This post was originally posted on Charlie Beckett’s blog on March 2nd.
Charlie Beckett is the Director of POLIS.
A combination of new and very traditional media could yet win the election for Labour, according to one of their key campaign strategists, Douglas Alexander MP.
Speaking at the LSE to Political Communications students just minutes after the ink was dry on a deal for Election TV Debates, Alexander was bubbling with a sense that this election is still up for grabs. For a campaigner who has known brutal defeat (Dukakis 1988) as well as epochal triumph (Blair 1997) this is a novel battleground, but one that he refuses to surrender.
Gordon Brown should be dead and buried. He has presided over an economic collapse, repeated coup attempts, accusations of bullying and woeful poll ratings. And yet the talk is of a possible hung parliament, if not a Labour minority.
This is how Douglas Alexander sees the campaign strategy.
He goes back to basics. He says that first of all you have to frame the question for the campaign. You must insist that you are not simply providing a different answer to the same question. You must ask different questions.
You have to frame the agenda by ask ing the basic question of what this election is about. In this case, for Labour it is:
- Security versus Tory Risk
- Protecting Frontline Services verusus Tory Cuts
- New Industry and Jobs versus Tory Recession
- Many versus The Few
Then once you have frameed the agenda you have to control it. That means dominating the media.
Then you have to communicate the message.
In the past that meant disruptive messaging whereby you interrupted the voters’ lives with posters, adverts and leaflets. Now you have to use Seth Godin’s idea of permissive messaging. That means going to supermarkets to meet voters on their territory and on their terms.
Alexander points out that voters are now swamped with messages. A digital junk mail deluge. You have to be relevant and accessible.
He thinks that this election will not conform to the agenda of old media. The routine of morning press conferences, photo opportunities and evening launches will be disrupted by Twiter, bloggers and YouTube.
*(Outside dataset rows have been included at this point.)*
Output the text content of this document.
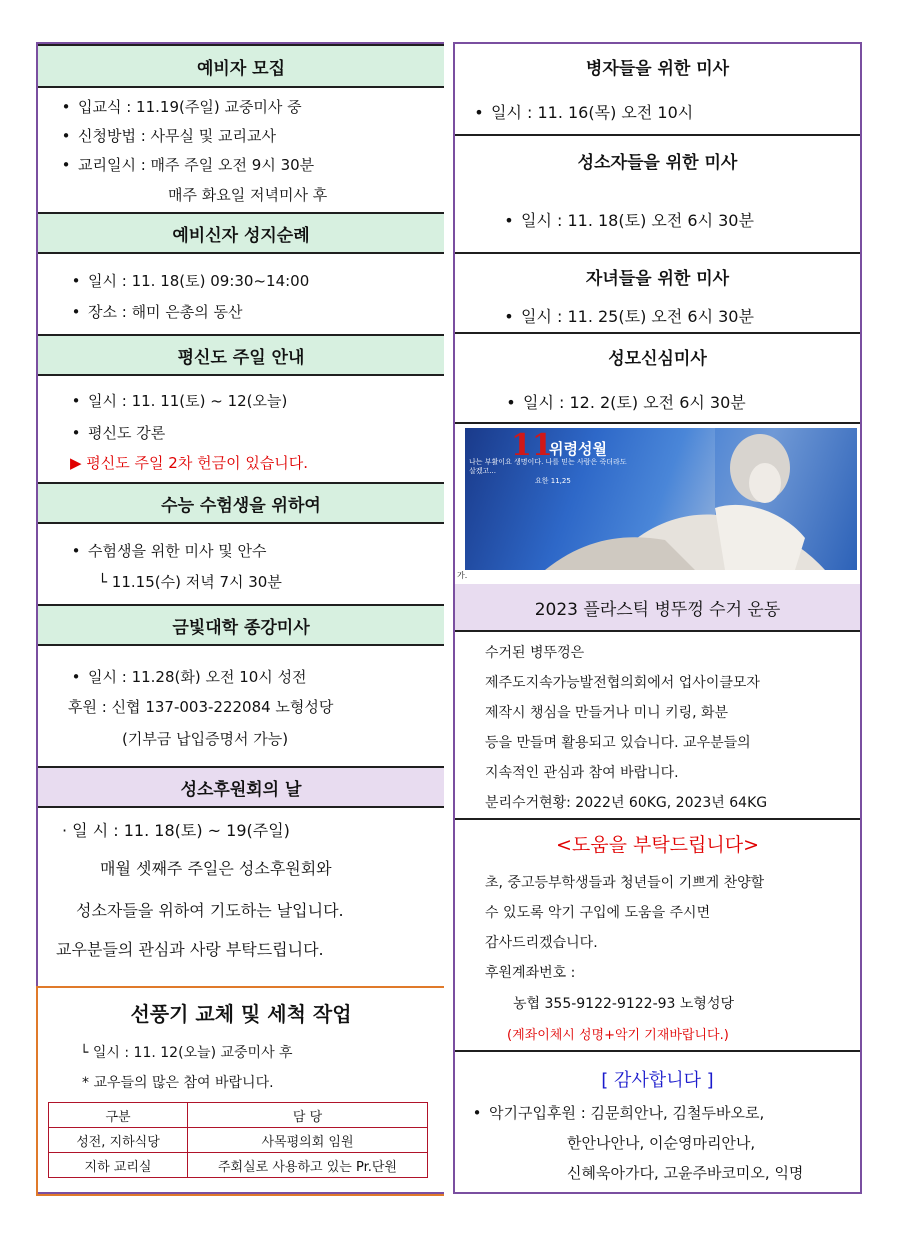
예비자 모집
• 입교식 : 11.19(주일) 교중미사 중
• 신청방법 : 사무실 및 교리교사
• 교리일시 : 매주 주일 오전 9시 30분
매주 화요일 저녁미사 후
예비신자 성지순례
• 일시 : 11. 18(토) 09:30~14:00
• 장소 : 해미 은총의 동산
평신도 주일 안내
• 일시 : 11. 11(토) ~ 12(오늘)
• 평신도 강론
▶ 평신도 주일 2차 헌금이 있습니다.
수능 수험생을 위하여
• 수험생을 위한 미사 및 안수
└ 11.15(수) 저녁 7시 30분
금빛대학 종강미사
• 일시 : 11.28(화) 오전 10시 성전
후원 : 신협 137-003-222084 노형성당
(기부금 납입증명서 가능)
성소후원회의 날
· 일 시 : 11. 18(토) ~ 19(주일)
매월 셋째주 주일은 성소후원회와
성소자들을 위하여 기도하는 날입니다.
교우분들의 관심과 사랑 부탁드립니다.
선풍기 교체 및 세척 작업
└ 일시 : 11. 12(오늘) 교중미사 후
* 교우들의 많은 참여 바랍니다.
구분	담 당
성전, 지하식당	사목평의회 임원
지하 교리실	주회실로 사용하고 있는 Pr.단원
병자들을 위한 미사
• 일시 : 11. 16(목) 오전 10시
성소자들을 위한 미사
• 일시 : 11. 18(토) 오전 6시 30분
자녀들을 위한 미사
• 일시 : 11. 25(토) 오전 6시 30분
성모신심미사
• 일시 : 12. 2(토) 오전 6시 30분
11
위령성월
나는 부활이요 생명이다. 나를 믿는 사람은 죽더라도 살겠고...
요한 11,25
가.
2023 플라스틱 병뚜껑 수거 운동
수거된 병뚜껑은
제주도지속가능발전협의회에서 업사이클모자
제작시 챙심을 만들거나 미니 키링, 화분
등을 만들며 활용되고 있습니다. 교우분들의
지속적인 관심과 참여 바랍니다.
분리수거현황: 2022년 60KG, 2023년 64KG
<도움을 부탁드립니다>
초, 중고등부학생들과 청년들이 기쁘게 찬양할
수 있도록 악기 구입에 도움을 주시면
감사드리겠습니다.
후원계좌번호 :
농협 355-9122-9122-93 노형성당
(계좌이체시 성명+악기 기재바랍니다.)
[ 감사합니다 ]
• 악기구입후원 : 김문희안나, 김철두바오로,
한안나안나, 이순영마리안나,
신혜욱아가다, 고윤주바코미오, 익명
“There will be a much more exciting and anarchic environment in this campaign than ever before”
Alexander believes that the Conservatives have made strategic mistakes. He thinks that they are still conducting a ‘broadcast election in a networked age’.
He thinks that this is as important a shift as we saw in ‘97 when British electoral campaigning adopted the US techniques of spin, control and focus group. Even the technology of that period feels dated now: who uses fax, pagers or soundbites any more?
And yet Old Media has raised its ugly head in a last magnificent gesture that has caught Alexander’s attention. The decision to hold TV Leader’s debates – 40 years after America – has opened up political possibilities for Alexander that surpass even his enthusiasm for new media.
Alexander believes that the TV debates offer an opportunity for Brown to take Cameron on:
‘It helps deal with idea that the election is already decided. It counters the media narrative that this is over. It prises open the contest in the journalist’s mind’
According to Alexander it might also change voters’ minds. He thinks that it will dominate the campaign for nine days- three days for each debate – it could make as much as three points difference. In a tight election, that might just save Labour’s bacon.
No wonder that the unelected but influential Conservative activist Tim Montgomerie thinks that the Tory decision to agree to these debates when they are ahead in the polls, was ‘crazy’.
I am not so sure. This is a bizarre election. A Labour Prime Minister, unloved by his party or the nation, is running against a very pleasant Conservative leader. Brown was way behind in the polls and the underlying trends are still against a Labour win. And yet Cameron is also unloved by his party or the nation.
Neither of them is talking policy, neither of them has any vision to offer or policy alternatives that they are prepared to articulate in public.
That is why the campaign will matter. Tactics and the media coverage will be unusually significant.